Because the sentence against an evil deed is not executed quickly, therefore the hearts of the sons of men among them are given fully to do evil. Although a sinner does evil a hundred times and may lengthen his life, still I know that it will be well for those who fear God, who fear Him openly. But it will not be well for the evil man and he will not lengthen his days like a shadow, because he does not fear God. There is futility which is done on the earth, that is, there are righteous men to whom it happens according to the deeds of the wicked. On the other hand, there are evil men to whom it happens according to the deeds of the righteous. I say that this too is futility.
– Ecclesiastes 8:11-14
You may recall that Ecclesiastes is the Old Testament book that begins with the cry “All is vanity!” It’s attributed to King Solomon who, writing late in life and long before the time of Christ, was applying his wisdom to his experiences and observations.
Though Ecclesiastes has a decidedly world-weary tone which distinguishes it from other Old Testament books, its dour view of the human experience was confirmed by Paul in the New Testament, though with the hope ignited by Christ attached to it:
For the creation was subjected to futility, not willingly, but because of Him who subjected it, in hope that the creation itself also will be set free from its slavery to corruption into the freedom of the glory of the children of God.
– Romans 8:20-21
The common note between Solomon and Paul is that life on this earth can be depressing. Why?

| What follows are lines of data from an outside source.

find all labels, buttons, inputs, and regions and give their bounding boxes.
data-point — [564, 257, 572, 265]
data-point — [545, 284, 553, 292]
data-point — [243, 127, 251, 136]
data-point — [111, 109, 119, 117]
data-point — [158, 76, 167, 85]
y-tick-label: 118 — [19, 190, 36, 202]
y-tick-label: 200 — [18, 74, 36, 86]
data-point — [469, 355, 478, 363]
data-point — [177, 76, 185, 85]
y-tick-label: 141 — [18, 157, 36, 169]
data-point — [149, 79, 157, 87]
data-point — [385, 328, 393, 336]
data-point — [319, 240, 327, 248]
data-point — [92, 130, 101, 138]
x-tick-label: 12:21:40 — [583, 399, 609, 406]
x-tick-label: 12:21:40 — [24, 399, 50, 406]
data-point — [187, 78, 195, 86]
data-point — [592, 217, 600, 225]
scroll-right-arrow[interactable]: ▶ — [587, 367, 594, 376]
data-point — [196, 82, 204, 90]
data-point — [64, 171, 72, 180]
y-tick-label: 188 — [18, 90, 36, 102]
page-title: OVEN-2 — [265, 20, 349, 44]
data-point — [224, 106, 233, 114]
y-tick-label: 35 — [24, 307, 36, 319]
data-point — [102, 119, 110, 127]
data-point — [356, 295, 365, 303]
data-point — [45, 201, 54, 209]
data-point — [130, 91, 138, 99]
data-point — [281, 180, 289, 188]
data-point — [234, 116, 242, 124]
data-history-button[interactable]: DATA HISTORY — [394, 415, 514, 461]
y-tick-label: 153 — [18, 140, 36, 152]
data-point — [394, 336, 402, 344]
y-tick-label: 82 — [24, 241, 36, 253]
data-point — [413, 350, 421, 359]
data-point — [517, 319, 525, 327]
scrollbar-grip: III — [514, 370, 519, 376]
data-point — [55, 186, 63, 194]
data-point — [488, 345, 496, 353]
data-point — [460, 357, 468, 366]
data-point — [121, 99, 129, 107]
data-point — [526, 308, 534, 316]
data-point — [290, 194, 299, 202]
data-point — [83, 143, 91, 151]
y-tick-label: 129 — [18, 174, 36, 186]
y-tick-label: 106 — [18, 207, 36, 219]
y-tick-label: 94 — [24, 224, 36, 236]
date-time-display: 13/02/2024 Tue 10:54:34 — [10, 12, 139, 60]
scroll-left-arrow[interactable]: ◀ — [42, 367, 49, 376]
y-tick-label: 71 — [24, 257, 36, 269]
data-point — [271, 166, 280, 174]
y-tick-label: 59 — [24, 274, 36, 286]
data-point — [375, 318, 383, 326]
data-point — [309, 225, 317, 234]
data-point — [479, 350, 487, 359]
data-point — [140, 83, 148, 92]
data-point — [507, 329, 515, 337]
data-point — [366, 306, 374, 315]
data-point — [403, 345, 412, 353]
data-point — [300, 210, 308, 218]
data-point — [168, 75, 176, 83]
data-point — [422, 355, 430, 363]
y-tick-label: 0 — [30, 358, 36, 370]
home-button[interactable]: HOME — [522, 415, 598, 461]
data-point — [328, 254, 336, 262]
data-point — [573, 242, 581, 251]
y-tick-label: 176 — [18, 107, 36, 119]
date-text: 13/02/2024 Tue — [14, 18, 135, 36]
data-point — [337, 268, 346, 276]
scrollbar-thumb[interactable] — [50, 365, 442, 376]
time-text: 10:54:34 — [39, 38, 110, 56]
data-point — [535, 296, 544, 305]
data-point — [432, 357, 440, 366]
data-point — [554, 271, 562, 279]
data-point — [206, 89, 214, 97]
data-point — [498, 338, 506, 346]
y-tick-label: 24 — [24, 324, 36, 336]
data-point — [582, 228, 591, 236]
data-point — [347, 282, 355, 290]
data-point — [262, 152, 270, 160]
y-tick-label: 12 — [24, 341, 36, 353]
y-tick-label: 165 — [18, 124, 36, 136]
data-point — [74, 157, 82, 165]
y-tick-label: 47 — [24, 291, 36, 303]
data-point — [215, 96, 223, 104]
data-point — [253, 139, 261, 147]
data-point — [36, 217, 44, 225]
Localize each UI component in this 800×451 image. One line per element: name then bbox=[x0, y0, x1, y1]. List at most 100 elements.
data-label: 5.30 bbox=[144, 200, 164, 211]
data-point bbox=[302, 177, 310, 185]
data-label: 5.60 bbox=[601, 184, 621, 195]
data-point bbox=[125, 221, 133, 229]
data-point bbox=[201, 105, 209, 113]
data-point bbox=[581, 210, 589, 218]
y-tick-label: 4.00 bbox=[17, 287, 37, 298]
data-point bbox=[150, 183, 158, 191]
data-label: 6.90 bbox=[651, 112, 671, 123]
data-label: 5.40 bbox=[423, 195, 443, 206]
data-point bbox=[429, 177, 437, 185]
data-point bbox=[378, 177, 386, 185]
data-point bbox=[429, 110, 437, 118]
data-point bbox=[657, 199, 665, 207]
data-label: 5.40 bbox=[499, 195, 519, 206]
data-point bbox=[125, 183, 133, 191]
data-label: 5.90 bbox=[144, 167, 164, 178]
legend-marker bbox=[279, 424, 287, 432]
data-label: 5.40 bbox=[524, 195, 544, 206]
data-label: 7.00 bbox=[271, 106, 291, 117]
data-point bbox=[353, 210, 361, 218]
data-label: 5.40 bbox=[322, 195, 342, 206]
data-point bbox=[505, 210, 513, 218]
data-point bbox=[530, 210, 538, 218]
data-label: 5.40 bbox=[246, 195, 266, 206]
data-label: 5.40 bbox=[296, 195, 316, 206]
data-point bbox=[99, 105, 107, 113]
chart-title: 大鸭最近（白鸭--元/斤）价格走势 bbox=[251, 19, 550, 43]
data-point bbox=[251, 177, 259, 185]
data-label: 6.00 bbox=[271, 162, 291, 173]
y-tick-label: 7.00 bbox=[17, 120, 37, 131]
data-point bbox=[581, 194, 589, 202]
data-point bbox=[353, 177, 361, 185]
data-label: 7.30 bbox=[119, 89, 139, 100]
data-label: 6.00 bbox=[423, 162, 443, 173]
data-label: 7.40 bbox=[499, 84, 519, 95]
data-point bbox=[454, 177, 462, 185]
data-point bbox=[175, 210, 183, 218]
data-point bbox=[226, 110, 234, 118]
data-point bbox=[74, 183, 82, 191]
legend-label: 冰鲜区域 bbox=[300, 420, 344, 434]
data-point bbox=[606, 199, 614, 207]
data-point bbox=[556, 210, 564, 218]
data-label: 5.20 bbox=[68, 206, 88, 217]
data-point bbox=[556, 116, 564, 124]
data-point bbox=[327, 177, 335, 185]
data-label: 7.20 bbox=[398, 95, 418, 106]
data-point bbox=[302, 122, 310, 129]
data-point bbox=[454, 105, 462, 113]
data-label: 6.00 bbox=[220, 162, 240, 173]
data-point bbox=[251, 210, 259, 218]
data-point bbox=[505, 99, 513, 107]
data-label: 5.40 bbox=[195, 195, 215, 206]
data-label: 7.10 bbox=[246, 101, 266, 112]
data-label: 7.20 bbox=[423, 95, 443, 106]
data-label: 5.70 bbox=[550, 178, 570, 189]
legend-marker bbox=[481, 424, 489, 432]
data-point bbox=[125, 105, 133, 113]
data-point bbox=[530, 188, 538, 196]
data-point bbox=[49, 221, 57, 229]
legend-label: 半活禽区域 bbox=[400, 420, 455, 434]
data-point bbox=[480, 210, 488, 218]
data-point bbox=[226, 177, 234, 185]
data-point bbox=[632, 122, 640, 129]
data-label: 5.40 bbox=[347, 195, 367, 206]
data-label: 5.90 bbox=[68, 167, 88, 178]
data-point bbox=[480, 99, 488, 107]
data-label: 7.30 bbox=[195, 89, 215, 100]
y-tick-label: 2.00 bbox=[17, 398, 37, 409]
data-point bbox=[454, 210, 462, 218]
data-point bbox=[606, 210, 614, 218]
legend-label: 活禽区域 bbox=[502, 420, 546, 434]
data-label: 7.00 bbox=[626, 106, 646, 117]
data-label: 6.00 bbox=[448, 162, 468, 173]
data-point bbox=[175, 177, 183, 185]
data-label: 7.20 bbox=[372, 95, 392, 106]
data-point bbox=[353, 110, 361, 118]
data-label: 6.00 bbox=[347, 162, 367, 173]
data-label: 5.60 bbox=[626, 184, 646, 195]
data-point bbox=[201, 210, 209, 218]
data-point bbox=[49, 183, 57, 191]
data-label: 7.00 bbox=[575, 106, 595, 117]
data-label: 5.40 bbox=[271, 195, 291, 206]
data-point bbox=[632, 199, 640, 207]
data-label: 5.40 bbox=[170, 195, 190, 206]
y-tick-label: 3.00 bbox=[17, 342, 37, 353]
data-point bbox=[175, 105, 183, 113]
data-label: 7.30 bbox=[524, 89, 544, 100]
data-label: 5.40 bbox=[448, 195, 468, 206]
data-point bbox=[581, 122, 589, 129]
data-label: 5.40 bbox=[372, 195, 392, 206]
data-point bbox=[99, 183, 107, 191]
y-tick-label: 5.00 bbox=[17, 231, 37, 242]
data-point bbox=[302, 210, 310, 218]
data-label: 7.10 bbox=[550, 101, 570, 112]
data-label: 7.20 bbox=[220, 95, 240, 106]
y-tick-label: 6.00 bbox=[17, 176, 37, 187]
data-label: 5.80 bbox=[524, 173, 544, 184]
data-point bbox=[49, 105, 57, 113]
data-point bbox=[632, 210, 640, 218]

First, there are the problems that come into our lives because of our own sins. For example, a person who drinks too much alcohol might get cirrhosis of the liver. Second, there are the problems that come into our lives through the sins of others. For example, a speeding motorist runs a red light and runs over an innocent pedestrian. The common denominator of problems in this world is sin – even though we can’t always know which sin caused which problem. What we do know is that if there were no sins, there would be no problems in this life.
(Remember that prayer is more about listening than talking. Use the words below to start yourself, but then allow time to reflect more on the Scripture above before you say the “Amen.” During that time of quiet reflection, let God shape your thoughts and wait for a sense of peace to come. That’s your signal to say “Amen” and go forth to the day.)
Lord, help me take my sins more seriously so that I might stop harming my fellow man…(this is where you remain quiet to let Him work in your thoughts)… Amen.
(All scriptures, unless otherwise noted, are taken from the NASB.)